9.2.16

How To Ruin Your Own Movie: The Intruders Edition

The Intruders is the story of a father and daughter who move into a spooky new house, and the events which follow after. Spooky events! Doll heads appear and disappear seemingly at will, there are eerie noises in the night - fairly standard stuff.

So the audience is placed in a position of uncertainty - is the house haunted? Is there someone hiding in the walls? Is the main character an unreliable narrator due to mental instability? This would all be a great foundation for mystery and drama, except for one thing-

The movie tells us that it is, in all likelihood, the second option. Right up front. Here's the first thing that happens in the movie:

Sorry about the low quality - the image was super-dark, so I just used the auto-balance.
A beaten woman is tied up in a dingy basement.
Yup, it's auto-balance again.
A man comes in to assault her. He carries a modern videocamera, establishing that this is happening in  something close to the present day.
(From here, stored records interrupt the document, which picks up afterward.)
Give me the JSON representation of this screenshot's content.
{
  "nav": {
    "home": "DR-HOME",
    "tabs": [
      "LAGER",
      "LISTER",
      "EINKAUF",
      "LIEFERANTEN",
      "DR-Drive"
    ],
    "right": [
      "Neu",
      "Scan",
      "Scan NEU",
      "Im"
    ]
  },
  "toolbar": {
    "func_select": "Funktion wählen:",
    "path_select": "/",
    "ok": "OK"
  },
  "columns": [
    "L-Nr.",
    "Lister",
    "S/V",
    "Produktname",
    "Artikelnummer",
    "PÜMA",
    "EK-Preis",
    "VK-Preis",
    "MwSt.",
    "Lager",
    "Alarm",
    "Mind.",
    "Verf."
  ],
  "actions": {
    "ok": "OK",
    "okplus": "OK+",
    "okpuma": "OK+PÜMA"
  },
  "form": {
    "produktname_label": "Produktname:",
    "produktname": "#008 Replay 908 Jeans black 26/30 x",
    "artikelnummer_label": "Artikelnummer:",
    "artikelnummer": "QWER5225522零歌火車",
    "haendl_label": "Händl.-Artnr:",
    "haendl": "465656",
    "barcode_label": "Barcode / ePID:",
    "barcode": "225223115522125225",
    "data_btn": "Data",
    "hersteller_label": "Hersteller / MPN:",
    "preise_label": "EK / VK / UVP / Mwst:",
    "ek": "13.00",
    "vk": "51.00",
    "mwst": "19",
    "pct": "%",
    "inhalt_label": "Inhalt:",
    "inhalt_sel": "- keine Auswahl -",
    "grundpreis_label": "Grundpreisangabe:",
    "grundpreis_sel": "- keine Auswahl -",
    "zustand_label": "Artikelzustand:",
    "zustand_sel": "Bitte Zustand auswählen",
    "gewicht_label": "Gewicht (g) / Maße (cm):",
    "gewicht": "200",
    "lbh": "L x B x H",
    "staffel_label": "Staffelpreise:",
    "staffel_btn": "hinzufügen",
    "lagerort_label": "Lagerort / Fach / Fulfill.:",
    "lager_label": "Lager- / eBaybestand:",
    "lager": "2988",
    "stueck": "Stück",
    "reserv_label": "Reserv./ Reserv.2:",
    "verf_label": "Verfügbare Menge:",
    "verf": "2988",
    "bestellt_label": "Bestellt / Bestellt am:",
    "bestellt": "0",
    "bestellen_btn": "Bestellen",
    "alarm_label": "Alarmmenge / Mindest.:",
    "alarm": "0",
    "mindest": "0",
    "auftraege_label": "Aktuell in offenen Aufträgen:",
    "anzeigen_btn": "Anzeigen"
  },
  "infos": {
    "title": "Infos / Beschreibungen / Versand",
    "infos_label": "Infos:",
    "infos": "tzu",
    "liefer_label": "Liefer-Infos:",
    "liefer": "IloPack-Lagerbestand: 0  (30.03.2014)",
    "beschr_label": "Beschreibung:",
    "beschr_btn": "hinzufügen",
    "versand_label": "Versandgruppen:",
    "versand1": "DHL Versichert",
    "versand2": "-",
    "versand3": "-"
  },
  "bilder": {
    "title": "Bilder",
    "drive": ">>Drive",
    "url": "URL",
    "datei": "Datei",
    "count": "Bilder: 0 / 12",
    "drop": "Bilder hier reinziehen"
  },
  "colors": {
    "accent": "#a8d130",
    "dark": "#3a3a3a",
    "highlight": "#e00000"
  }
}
So when we discover early in the film that the woman from the basement mysteriously disappeared from the house where she was staying, we right away know she's dead. There were two people living in the house at the time she was staying there - a creepy old lady and her creepy son. Since the man who comes in and assaults the woman from the beginning obviously isn't the old lady, he must be the creepy son, who's also missing during the main plot of the film. Especially since the dingy basement is established as being located inside the main character's house, and there's no reason to believe that anyone else would have access to it.

Armed with this information, we know that the story we hear about the basement woman and creepy son running away together is nonsense, what with him having killed her at the start of the film. This leaves the son unaccounted for, forcing us to assume that he must be responsible for all the creepy goings-on. Especially since the film's main character looks a lot like the woman he killed at the beginning.

So the filmmakers have taken a perfectly serviceable mystery and ruined it by telling us the solution right at the start. Thanks for that.

'But wait,' you may say, 'What about the Pact? Another film with a hider-in-the-house revealed right at the start which you kind of liked! Why isn't that an example of a film ruining itself?'

In general, I try not to respond to straw men, especially those of my own creation, but it's my birthday, so here goes: In The Pact, the fact that we knew that there was a hider-in-the-house was the entire point. It's excessively creepy because we know that the main character is living in blissful ignorance of the murderer just a few feet from them. It creates and sustains tension - which is the template for all rip-offs of Hider in the House.

This is The Intruders' entire problem - it doesn't know whether it wants to be yet another Hider in the House rip-off, or a mystery where the Hider in the House is a surprising reveal. So it tries to do both, and as a result, ruins itself.

But hey, it was made in Sudbury, a town I'm a fan of! So that's nice!